I'll have to come up with a way to easily prove statement 1 above to be convinced that it is better. But I can include this version in the follow up.
Defining `left - 1` to be green `right` to be red can be thought of as "padding" the input to ensure that there is at least one green and one red, but I'll concede that it is sneaky.
(A less sneaky version is to explicitly define new predicates: `is_green2(i) := (i == left - 1) || is_green(i)` and `is_red2(i) := (i == right) || is_red(i)`, where `left` and `right` refer to the function's original parameters (inclusive-exclusive). These predicates can be used as the invariants, and are sufficient for showing that at the end of the loop the result is either the first red, or one-past-the-end if everything is green.)
An alternative is to tweak the invariants:
Let `left` and `right` be the function's original parameters (inclusive-exclusive), and let `l` (that's a lowercase L) and `r` be the variables used in the loop (exclusive-exclusive).
The original invariants are `is_green(l)` and `is_red(r)`, which require sneaky definitions when `l = left - 1` and `r = right`.
The tweaked invariants are `is_green(i) for all i where left <= i <= l` and `is_red(i) for all i where r <= i < right`. In other words, everything up to and including `l` is green, and everything from `r` onward is red.
These invariants are vacuously true when `l = left - 1` and `r = right`, so they hold before the loop (without having to define `left - 1` to be green and `right` to be red).
That said, you can only use the +1/-1 optimization when you are searching for a particular element, so you can no longer use a function that returns true/false; you need a third state to distinguish equality. So it's also not as theoretically "pure" as I would like. But not only is it less pure, it's also not applicable to other real problems (see the followup post: https://blog.tylerhou.io/posts/binary-search-revisited/).

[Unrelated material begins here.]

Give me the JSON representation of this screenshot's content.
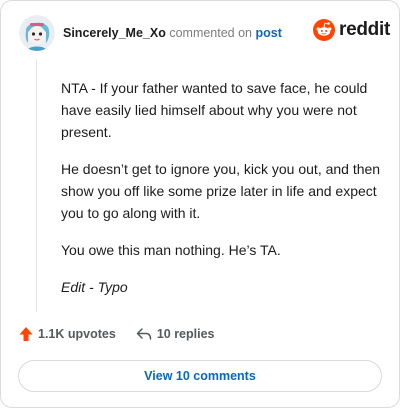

That's also why I don't really like it as it makes binary search too restrictive. I think it's a major failure that we teach people that binary search is an algorithm for finding a value in a sorted array—it's really a much more powerful and general algorithm for finding a transition point in a monotonic function from {ints, reals, any totally-ordered set} to booleans. That's another reason I prefer this approach, not just simplicity in implementation.